Backfilling data is critical to ensuring that data systems are complete and accurate. By following best practices data engineers can help mitigate common challenges and maintain data integrity throughout the backfill process. Below are some strategies to to help you implement a successful backfill.

  1. Use and test unique keys

     - Ensure each record has a unique identifier and implement logic in data pipeline exporters that ensures uniqueness. Also include data validation tests to confirm your records are unique.

  2. Validate and transform data

     - Data type mismatches should be identified during the pre-backfill analysis of your source system. Any attributes that have differing data types in the backfill will need to be transformed prior to inserting the records into the target database.

  3. Batch process or incrementally load data

     - Extracting or loading data in batches will reduce strain on the source and target systems. Data Engineers should also consider backfilling large datasets should be completed on off peak hours to reduce downtime of the system or application.

Once you understand the best practices for implementing a successful data backfill, it’s time to put those learnings to work.

Apply backfills in Mage

Mage offers two strategies to handle backfilling data. First, a no code UI allowing data engineers to generate backfills based on a date and time window. The second option is to custom code a backfill to meet the requirements of you data pipeline. For this tutorial we will focus on implementing a backfill using the no code UI.

No code UI in Mage

Once users select into a pipeline the backfill UI is located on the left sidekick. The data and time window backfill method should be used when you have some simple backfills based on dates. A simple use case for the Date and Time Window UI is a system failure where data does not move from a source system to the target system for a period of time. This would especially be true for daily batch pipelines.

  1. Backfill Name

     - Mage provides you with a name or an opportunity to change the name of your backfill.

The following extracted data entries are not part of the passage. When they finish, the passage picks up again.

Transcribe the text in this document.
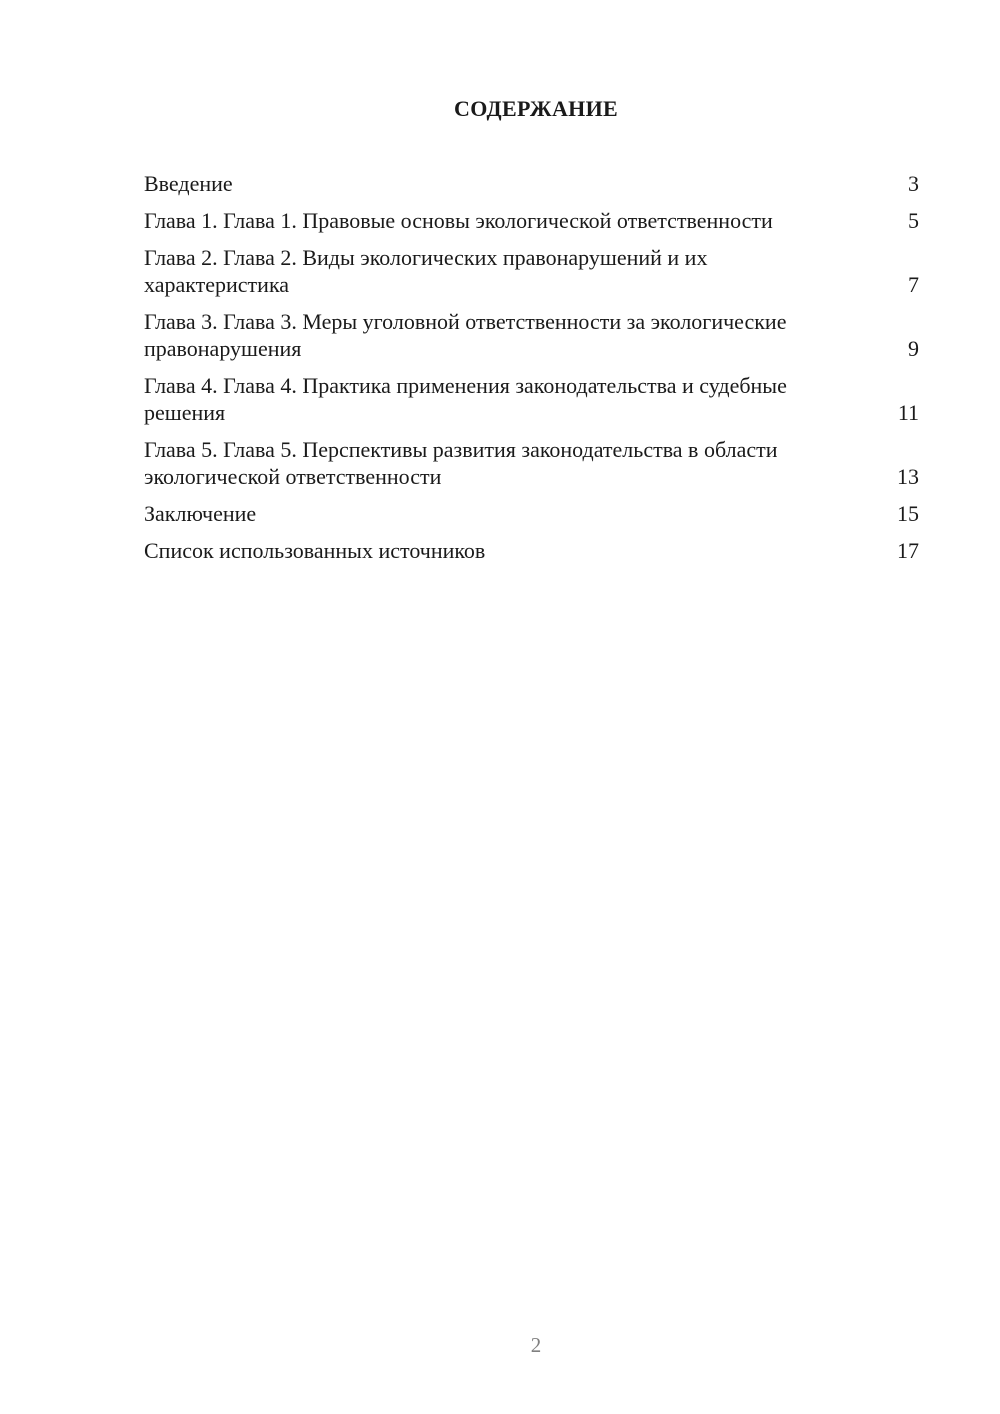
СОДЕРЖАНИЕ
Введение	3
Глава 1. Глава 1. Правовые основы экологической ответственности	5
Глава 2. Глава 2. Виды экологических правонарушений и их характеристика	7
Глава 3. Глава 3. Меры уголовной ответственности за экологические правонарушения	9
Глава 4. Глава 4. Практика применения законодательства и судебные решения	11
Глава 5. Глава 5. Перспективы развития законодательства в области экологической ответственности	13
Заключение	15
Список использованных источников	17
2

  2. The start and end date times

     - are the range you want to extract data from your source to backfill your target system.

  3. Interval Types

     - are the intervals selected for the date range such as hourly, daily, weekly, monthly etc.

  4. Interval Units

     - are time units used to segment the interval types (i.e. 28 day batch with interval type daily segmented by 7 intervals will result in 4 backfill runs).

  5. Max Concurrent Runs

     - is the max number of pipeline runs you will allow to complete simultaneously.

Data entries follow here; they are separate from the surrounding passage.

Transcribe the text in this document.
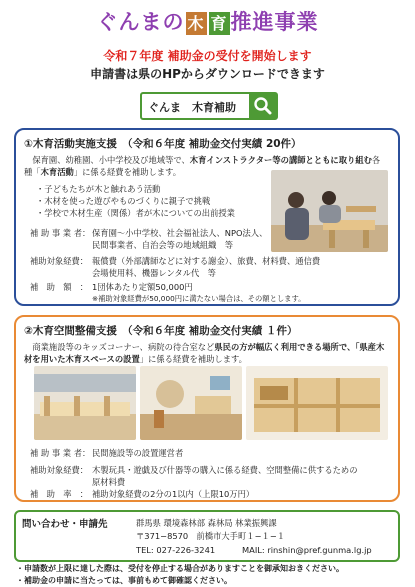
ぐんまの 木 育 推進事業
令和７年度 補助金の受付を開始します
申請書は県のHPからダウンロードできます
ぐんま　木育補助
①木育活動実施支援　（令和６年度 補助金交付実績 20件）
　保育園、幼稚園、小中学校及び地域等で、木育インストラクター等の講師とともに取り組む各種「木育活動」に係る経費を補助します。
・子どもたちが木と触れあう活動
・木材を使った遊びやものづくりに親子で挑戦
・学校で木材生産（関係）者が木についての出前授業
補 助 事 業 者： 保育園〜小中学校、社会福祉法人、NPO法人、
民間事業者、自治会等の地域組織　等
補助対象経費： 報償費（外部講師などに対する謝金）、旅費、材料費、通信費
会場使用料、機器レンタル代　等
補　助　額　： 1団体あたり定額50,000円
※補助対象経費が50,000円に満たない場合は、その額とします。
②木育空間整備支援　（令和６年度 補助金交付実績 １件）
　商業施設等のキッズコーナー、病院の待合室など県民の方が幅広く利用できる場所で、「県産木材を用いた木育スペースの設置」に係る経費を補助します。
補 助 事 業 者： 民間施設等の設置運営者
補助対象経費： 木製玩具・遊戯及び什器等の購入に係る経費、空間整備に供するための
原材料費
補　助　率　： 補助対象経費の2分の1以内（上限10万円）
問い合わせ・申請先	群馬県 環境森林部 森林局 林業振興課
〒371−8570　前橋市大手町１−１−１
TEL: 027-226-3241	MAIL: rinshin@pref.gunma.lg.jp
・申請数が上限に達した際は、受付を停止する場合がありますことを御承知おきください。
・補助金の申請に当たっては、事前もめて御確認ください。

To generate a backfill using the Date and Time Window UI complete the following steps:

  1. Select backfill button from the pipelines left vertical sidekick

  2. Click the Create New Backfill button navigating the user to the screen image above

  3. You can either keep the backfill name provided or change the name to whatever you want to call the backfill

  4. Enter the custom start date and time

  5. Enter the custom end date and time

  6. Enter an interval range such as day, week, month, year, etc.

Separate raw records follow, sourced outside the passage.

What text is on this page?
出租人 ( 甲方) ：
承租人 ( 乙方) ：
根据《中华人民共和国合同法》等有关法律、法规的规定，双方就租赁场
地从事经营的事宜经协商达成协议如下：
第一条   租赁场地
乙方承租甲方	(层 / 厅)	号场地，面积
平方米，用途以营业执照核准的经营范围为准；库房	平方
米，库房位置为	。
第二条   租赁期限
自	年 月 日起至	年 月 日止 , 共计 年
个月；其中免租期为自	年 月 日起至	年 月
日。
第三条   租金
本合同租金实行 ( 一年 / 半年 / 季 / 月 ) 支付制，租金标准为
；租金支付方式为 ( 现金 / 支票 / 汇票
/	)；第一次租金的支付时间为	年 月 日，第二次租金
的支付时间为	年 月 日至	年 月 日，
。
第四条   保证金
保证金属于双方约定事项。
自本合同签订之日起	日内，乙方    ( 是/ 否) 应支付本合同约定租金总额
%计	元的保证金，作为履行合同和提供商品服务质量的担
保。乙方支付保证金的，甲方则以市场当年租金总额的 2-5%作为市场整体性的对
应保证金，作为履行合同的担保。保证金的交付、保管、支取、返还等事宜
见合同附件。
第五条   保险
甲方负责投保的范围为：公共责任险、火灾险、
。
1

  7. Enter number of interval units

  8. Click Save changes

  9. Once the backfill is saved it is stored in the triggers and ready to run

  10. Click Start backfill to complete the process.

Conclusion

Implementing 

 is essential for maintaining the integrity and completeness of your data pipelines. By leveraging Mage's powerful backfilling capabilities, you can seamlessly integrate historical data and build resilience into your data workflows. Whether using the intuitive no-code UI for simple date and time window backfills or custom coding for more complex requirements, Mage provides the flexibility and tools you need to ensure your data pipelines remain robust and reliable. Start applying these best practices and strategies today to enhance your data pipeline's performance and reliability.